I am just getting started with HME and the main functionality I want to implement is scheduling a recording from a website, similar to how this can be done from TiVo Central.

The HME FAQ says thi sis not possible, i.e. "The HME SDK does not support controlling the DVR features of the recorder or playing back video today." But it also says that the HME does not support video streaming and there are many such projects around so I thought maybe someone has found a way to do the scheduling, too.

Any pointers would be much appreciated.

Thanks,

Cuneyt


----------



## wmcbrine (Aug 2, 2003)

Unlike video streaming, scheduling is unlikely to ever be part of HME. It's just not the sort of thing that HME does. And scheduling recordings _from a web_ site is definitively not something that would involve HME.

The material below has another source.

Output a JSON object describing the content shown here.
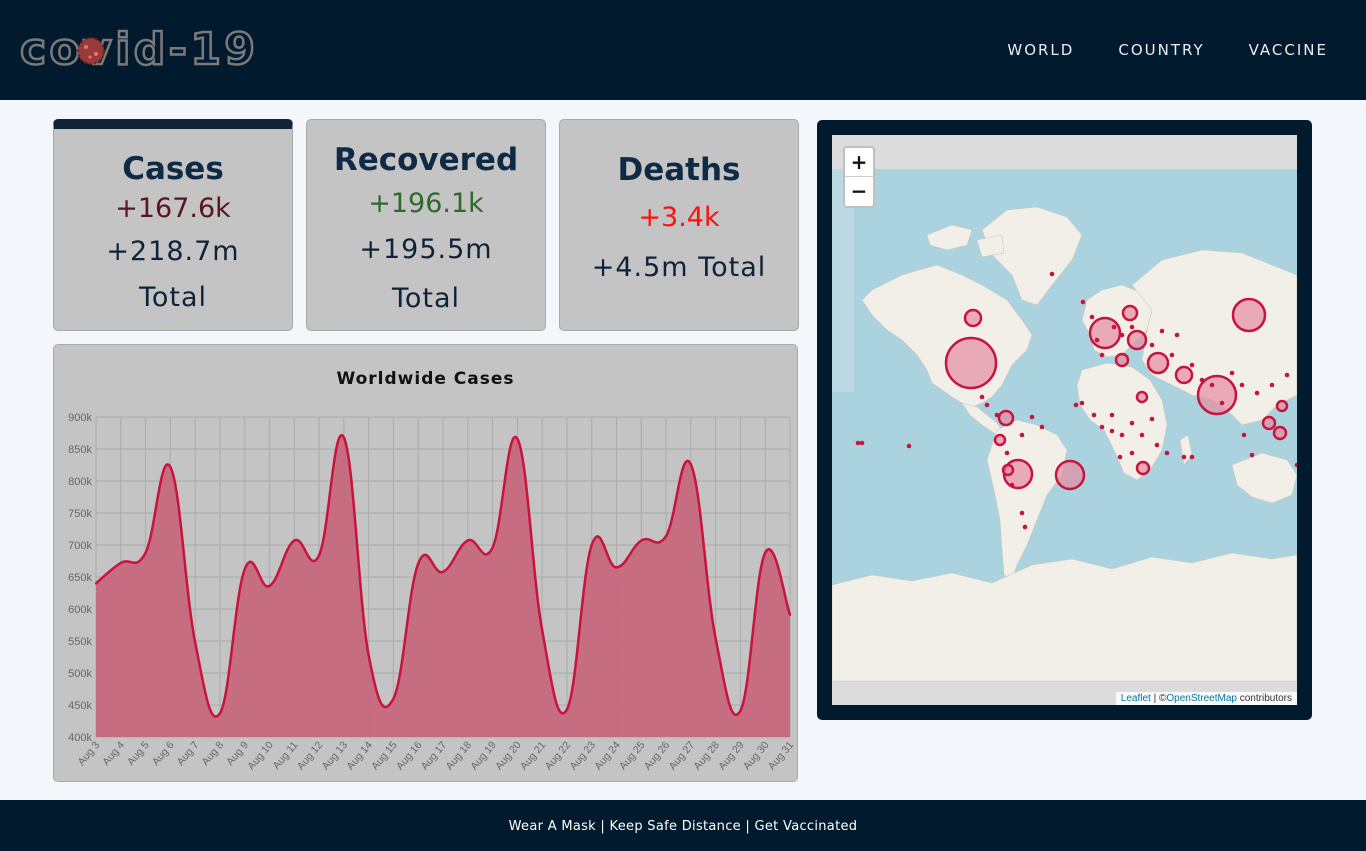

That said... There is certainly a network-based API for scheduling, since it's used by Zap2It, Yahoo, etc. It's not published, though you might be able to "partner" with TiVo to implement it. TiVo seems to make a big deal out of such partnerships. But if you don't want to get involved with that, your best bet is probably to screen-scrape m.tivo.com.


----------



## davidblackledge (Sep 9, 2008)

The thing is... it sure seems like TiVo Search is using HME and somehow it is able to at least take you to the internal screen for the particular show so you can schedule a recording... anybody ever tried sniffing the TiVo Search traffic for something useful?
(or am I not making sense? I don't have HD, so I don't use TiVo Search (or Swivel Search) very often...hard to read it)


----------



## wmcbrine (Aug 2, 2003)

Yeah, TiVo can not only place HME apps anywhere in the menus, but can launch regular menus from an HME app. However, that isn't the same as programmatic scheduling, and it's of no help to someone wanting to do web-based scheduling.

Someone certainly should try to figure out what TiVo is doing there. Their HME traffic is encrypted, but my understanding is that it doesn't check the validity of the certificates, so it's interceptable. I haven't tried.


----------